Cisplatin standard solutions were obtained by diluting a 0.04 g/L aqueous CDDP solution to make standards of 10, 20, 30, 40, 50 and 60 μg/ml. 20 μl of the standard solutions was injected into the high performance liquid chromatograph (HPLC) and linear regression was used to fit a standard curve of area (A)vs concentration (C).
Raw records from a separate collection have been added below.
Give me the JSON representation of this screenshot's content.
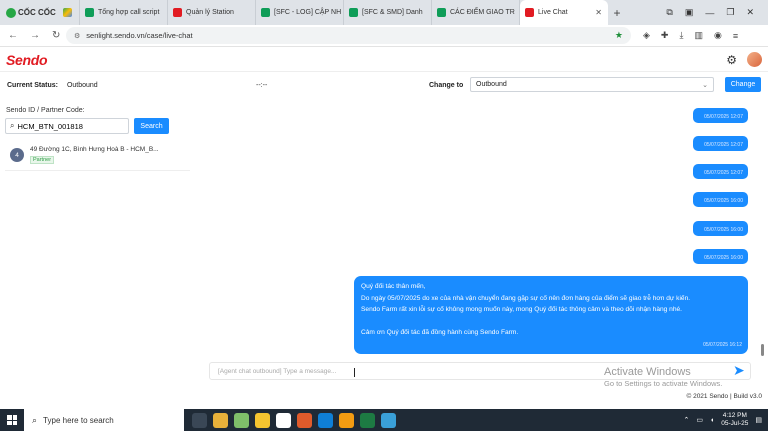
{
  "browser": {
    "brand": "CỐC CỐC",
    "tabs": [
      {
        "label": "",
        "color": "#4a7bd8"
      },
      {
        "label": "Tổng hợp call script",
        "color": "#0f9d58"
      },
      {
        "label": "Quản lý Station",
        "color": "#e11b22"
      },
      {
        "label": "[SFC - LOG] CẬP NH",
        "color": "#0f9d58"
      },
      {
        "label": "[SFC & SMD] Danh",
        "color": "#0f9d58"
      },
      {
        "label": "CÁC ĐIỂM GIAO TR",
        "color": "#0f9d58"
      },
      {
        "label": "Live Chat",
        "color": "#e11b22"
      }
    ],
    "url": "senlight.sendo.vn/case/live-chat"
  },
  "app": {
    "logo": "Sendo"
  },
  "status": {
    "current_label": "Current Status:",
    "current_value": "Outbound",
    "time_value": "--:--",
    "change_to_label": "Change to",
    "change_to_value": "Outbound",
    "change_button": "Change"
  },
  "search": {
    "label": "Sendo ID / Partner Code:",
    "value": "HCM_BTN_001818",
    "button": "Search"
  },
  "conversations": [
    {
      "badge": "4",
      "address": "49 Đường 1C, Bình Hưng Hoà B - HCM_B...",
      "tag": "Partner"
    }
  ],
  "messages": [
    {
      "time": "05/07/2025 12:07"
    },
    {
      "time": "05/07/2025 12:07"
    },
    {
      "time": "05/07/2025 12:07"
    },
    {
      "time": "05/07/2025 16:00"
    },
    {
      "time": "05/07/2025 16:00"
    },
    {
      "time": "05/07/2025 16:00"
    }
  ],
  "long_message": {
    "lines": [
      "Quý đối tác thân mến,",
      "Do ngày 05/07/2025 do xe của nhà vận chuyển đang gặp sự cố nên đơn hàng của điểm sẽ giao trễ hơn dự kiến.",
      "Sendo Farm rất xin lỗi sự cố không mong muốn này, mong  Quý đối tác thông cảm và theo dõi nhận hàng nhé.",
      "",
      "Cảm ơn Quý đối tác đã đồng hành cùng Sendo Farm."
    ],
    "time": "05/07/2025 16:12"
  },
  "composer": {
    "placeholder": "[Agent chat outbound] Type a message..."
  },
  "watermark": {
    "line1": "Activate Windows",
    "line2": "Go to Settings to activate Windows."
  },
  "footer": "© 2021 Sendo | Build v3.0",
  "taskbar": {
    "search_placeholder": "Type here to search",
    "time": "4:12 PM",
    "date": "05-Jul-25"
  },
  "colors": {
    "accent": "#1a8cff",
    "brand": "#e11b22"
  }
}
Chromatographic conditions:mobile phase, methanol: 0.9% sodium chloride solution (80:20, V/V); flow rate: 1.0 ml/min, sampling volume: 20 μl, test wave length 310 nm.
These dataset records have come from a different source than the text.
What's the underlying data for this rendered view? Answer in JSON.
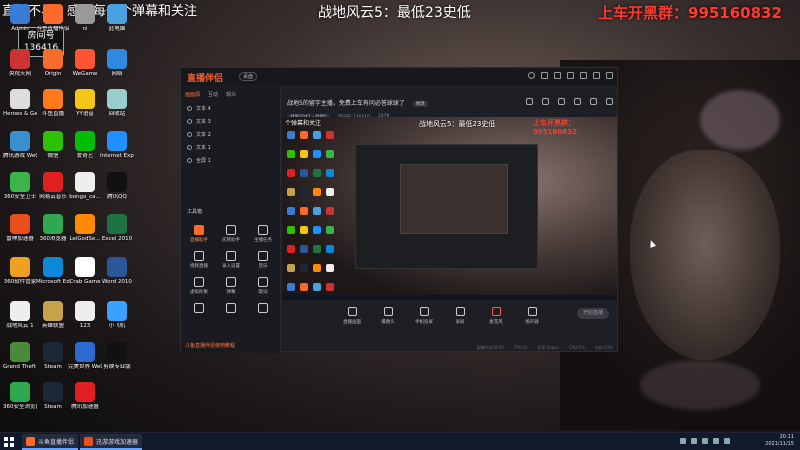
{
  "overlay": {
    "top_left_text": "直播不易，感谢每一个弹幕和关注",
    "title": "战地风云5：最低23史低",
    "qq_group": "上车开黑群：995160832",
    "room_label": "房间号",
    "room_number": "136416"
  },
  "desktop_icons": [
    {
      "label": "Admin",
      "color": "#3a7bd5"
    },
    {
      "label": "斗鱼直播伴侣",
      "color": "#ff6a2a"
    },
    {
      "label": "ni",
      "color": "#999"
    },
    {
      "label": "此电脑",
      "color": "#4aa0e0"
    },
    {
      "label": "央视天网",
      "color": "#c33"
    },
    {
      "label": "Origin",
      "color": "#f56c2d"
    },
    {
      "label": "WeGame",
      "color": "#ff5533"
    },
    {
      "label": "网络",
      "color": "#2d8ae0"
    },
    {
      "label": "Heroes & Generals",
      "color": "#ddd"
    },
    {
      "label": "斗鱼直播",
      "color": "#ff7a1a"
    },
    {
      "label": "YY语音",
      "color": "#f5c518"
    },
    {
      "label": "回收站",
      "color": "#9cc"
    },
    {
      "label": "腾讯游戏 WeGame版",
      "color": "#3a8fd0"
    },
    {
      "label": "微信",
      "color": "#2dc100"
    },
    {
      "label": "爱奇艺",
      "color": "#00be06"
    },
    {
      "label": "Internet Explorer",
      "color": "#1e90ff"
    },
    {
      "label": "360安全卫士",
      "color": "#3bb54a"
    },
    {
      "label": "网易云音乐",
      "color": "#e02020"
    },
    {
      "label": "bongo_ca...",
      "color": "#eee"
    },
    {
      "label": "腾讯QQ",
      "color": "#111"
    },
    {
      "label": "雷神加速器",
      "color": "#e94e1b"
    },
    {
      "label": "360浏览器",
      "color": "#2fa84f"
    },
    {
      "label": "LeiGodSe...",
      "color": "#ff8a00"
    },
    {
      "label": "Excel 2010",
      "color": "#1f7244"
    },
    {
      "label": "360软件管家",
      "color": "#f0a020"
    },
    {
      "label": "Microsoft Edge",
      "color": "#0c88d8"
    },
    {
      "label": "Crab Game",
      "color": "#fff"
    },
    {
      "label": "Word 2010",
      "color": "#2b579a"
    },
    {
      "label": "战地风云 1",
      "color": "#eee"
    },
    {
      "label": "英雄联盟",
      "color": "#c8a24a"
    },
    {
      "label": "123",
      "color": "#eee"
    },
    {
      "label": "小飞机",
      "color": "#3aa0ff"
    },
    {
      "label": "Grand Theft Auto V",
      "color": "#4a8a3a"
    },
    {
      "label": "Steam",
      "color": "#1b2838"
    },
    {
      "label": "完美世界 WeGame版",
      "color": "#2d6ad0"
    },
    {
      "label": "剪映专业版",
      "color": "#111"
    },
    {
      "label": "360安全浏览器",
      "color": "#2fa84f"
    },
    {
      "label": "Steam",
      "color": "#1b2838"
    },
    {
      "label": "腾讯加速器",
      "color": "#e02020"
    }
  ],
  "app": {
    "logo": "直播伴侣",
    "tag": "桌面",
    "tabs": [
      "画面源",
      "互动",
      "观众"
    ],
    "sources": [
      "文本 4",
      "文本 3",
      "文本 2",
      "文本 1",
      "全屏 1"
    ],
    "tools_title": "工具箱",
    "tools": [
      "直播助手",
      "房管助手",
      "主播任务",
      "视频直播",
      "录入设置",
      "音乐",
      "虚拟形象",
      "弹幕",
      "歌词",
      "",
      "",
      ""
    ],
    "notice": "斗鱼直播伴侣使用教程",
    "announcement": "战地5的留字主播，免费上车有问必答球球了",
    "announce_edit": "修改",
    "meta_pill": "战地2042 - 战地5",
    "meta_room": "房间号 136416",
    "meta_fans": "5079",
    "preview_title": "战地风云5：最低23史低",
    "preview_qq": "上车开黑群：995160832",
    "preview_scroll": "个弹幕和关注",
    "controls": [
      "直播画面",
      "摄像头",
      "手机投屏",
      "录屏",
      "麦克风",
      "扬声器"
    ],
    "start_label": "开始直播",
    "status": [
      "直播时长00:00",
      "FPS:60",
      "码率:0kbps",
      "CPU:5%",
      "内存:23%"
    ]
  },
  "taskbar": {
    "items": [
      {
        "label": "斗鱼直播伴侣",
        "color": "#ff6a2a"
      },
      {
        "label": "迅游游戏加速器",
        "color": "#e94e1b"
      }
    ],
    "time": "20:11",
    "date": "2021/11/15"
  }
}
Test of drug loading volume

The Folate-CDDP/HSA MNPs were ultrasonically homogenized in saline and then dispersed in 0.5% pepsin solution (or washed three times by centrifugation), digested in a water bath at 37±1°C for 2 h, and then centrifuged at 25 000 g for 20 min.The supernatant fluid was taken and diluted, and 20 μl supernatant fluid used for HPLC determination.The sample cisplatin content was calculated, and the drug loading volume and encapsulating rate were determined using the following formulae: drug loading volume = cisplatin content in albumin nanoparticles/weight of albumin nanoparticles×100%;encapsulation rate = cisplatin content in albumin nanoparticles/original dose×100%

Investigation of in vitro drug release

Magnetic cisplatin albumin microspheres (60 mg)were added to normal saline, then ultrasonically homogenized, centrifuged, dispersed in a final volume of 4 ml normal saline, and then transferred to a dialysis bag.The bag was suspended in a conical bottle with 25 ml normal saline with constant-rate stirring (150 r/min) at(37±1)°C. Samples (3 ml) were periodically taken and a corresponding volume replaced. HPLC was used to determine the CDDP concentration and calculate the drug release volume and accumulated drug release fraction using a regression equation, and an in vitro drug release curve was obtained. The release of CDDP from raw cisplatin solution was similarly investigated.

Statistical analysis

The statistical analysis was performed by using SPSS software (Version 16.0, SPSS Inc., USA). The model fitting of the nanoparticle drug release behavior in vitro pharmacokinetics was calculated by 3p87 software (Chinese Pharmacologic Society).

RESULTS

Degree of conjugation of Folate-HSA

The Folate-HSA conjugate was prepared successfully (Fig. 1). The average folate conjugated with HSA was 45.8 μg/mg HSA, and the percentage of the folate that conjugated on the surface of HSA nanoparticles was 27.26%.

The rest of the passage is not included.